Single or multiple hemorrhages under the ILM in the area of the macula. Can be unilateral or bilateral. Blood may turn yellow after a few days. 

Other

Vitreous, intraretinal, subretinal, and subconjunctival hemorrhage can occur.

Differential Diagnosis

Etiology

Valsalva causes sudden increase in intraocular venous pressure leading to rupture of superficial capillaries in macula or elsewhere in the retina. May be associated with anticoagulant therapy.

Workup

  1. History: History of Valsalva including any recent heavy lifting, straining during bowel movement, coughing, sneezing, vomiting, etc.? The patient may not remember the incident.

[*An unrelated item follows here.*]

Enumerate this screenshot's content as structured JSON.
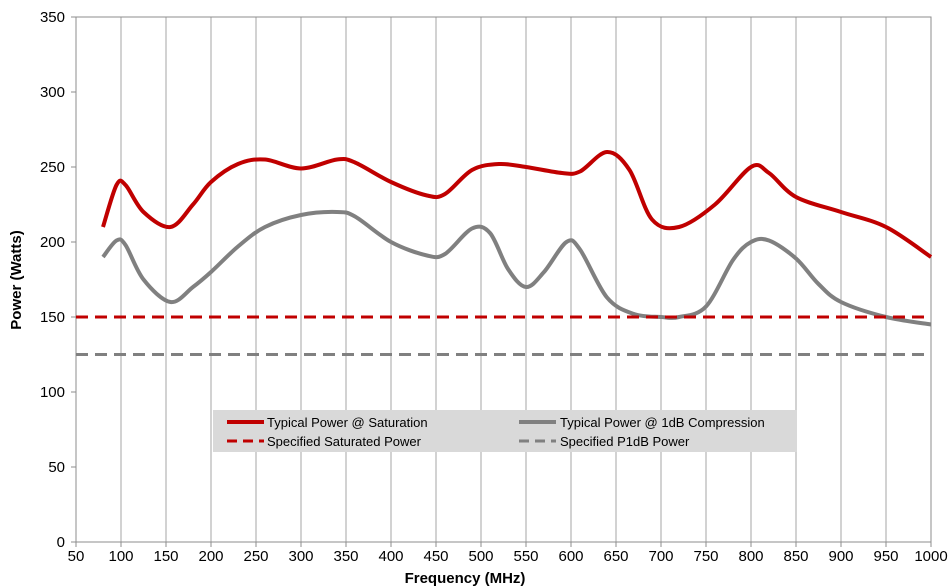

  2. Complete ocular examination, including dilated fundus examination with a slit lamp and a handheld lens, and indirect ophthalmoscopy. Look for findings suggestive of a different etiology including microaneurysms, dot-blot hemorrhages, CWSs, RT, PVD.

  3. If dense VH is present, perform a B-scan US to rule out RT or RD.

  4. IVFA may be helpful to rule out other causes including RAM or diabetic retinopathy.

Treatment

Prognosis is excellent. Most patients are observed, as sub-ILM hemorrhage usually resolves after a few days to weeks. Occasionally laser is used to permit the blood to drain into the vitreous cavity, thereby uncovering the macula. Vitrectomy rarely needed, typically only for nonclearing VH.

Follow-Up

May follow up every 2 weeks for the initial visits to monitor for resolution, then follow up routinely.